Per the official pricing page (api-docs.deepseek.com/quick_start/pricing, retrieved 2026-07-05 JST), input is $0.435 / output is $0.87 per 1M tokens (current promotional pricing; standard pricing is $1.74 / $3.48). Our operator (okamoちゃんねる) has used it directly in VS Code GitHub Copilot Chat and reports that for text-centric coding tasks it feels close to Claude Sonnet in practice, at a much lower cost. It does not support Vision (image input), which is where Sonnet still has the edge. See our DeepSeek V4 Pro practical guide (Japanese) for setup steps and measured data, or use the Token Calculator to estimate cost differences vs. other models.

💡 Cost-Saving Basics

Three fundamental strategies to significantly reduce API costs with proper optimization

⚡ Batch API (asynchronous)

Up to 50% OFF

For tasks that don't need a real-time response (batch evaluation, data processing, summarization), the Batch API gives roughly 50% off across all models.
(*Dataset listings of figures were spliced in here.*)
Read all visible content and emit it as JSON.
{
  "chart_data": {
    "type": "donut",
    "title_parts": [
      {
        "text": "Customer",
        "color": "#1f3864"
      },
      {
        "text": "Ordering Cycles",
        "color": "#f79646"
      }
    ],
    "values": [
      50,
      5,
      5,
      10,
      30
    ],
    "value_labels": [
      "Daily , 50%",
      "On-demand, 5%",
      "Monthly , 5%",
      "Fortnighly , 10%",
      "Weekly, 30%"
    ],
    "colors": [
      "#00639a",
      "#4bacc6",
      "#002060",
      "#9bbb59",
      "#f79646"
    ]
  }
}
Confirmed on official pages for both Anthropic and Google.

🗃️ Prompt caching

Up to 90% off cached input reads

Putting shared system prompts or documents into cache substantially discounts input cost on repeated calls. Anthropic offers up to 90% off (confirmed on official page). Especially effective for use cases with a long fixed prefix.

🔀 Model routing

Match model tier to task difficulty

Route simple classification/extraction tasks to lightweight models (Haiku 4.5, Flash-Lite, GPT-5.4 mini) and complex reasoning to flagship models to keep quality high at lower cost. Use the Token Calculator to estimate the cost difference.

⚠️ Disclaimer

Pricing on this page references each provider's official page directly and lists only figures we could re-verify (retrieved: Anthropic 2026-07-03 JST / Google 2026-07-04 JST / OpenAI 2026-07-03 JST via screenshot / DeepSeek 2026-07-05 JST).
Pricing may change without notice. Always check the official pricing page before contracting or production use.
Preview, limited-time pricing and beta features may change or be discontinued.
This site is for informational purposes only and does not endorse or represent any specific provider.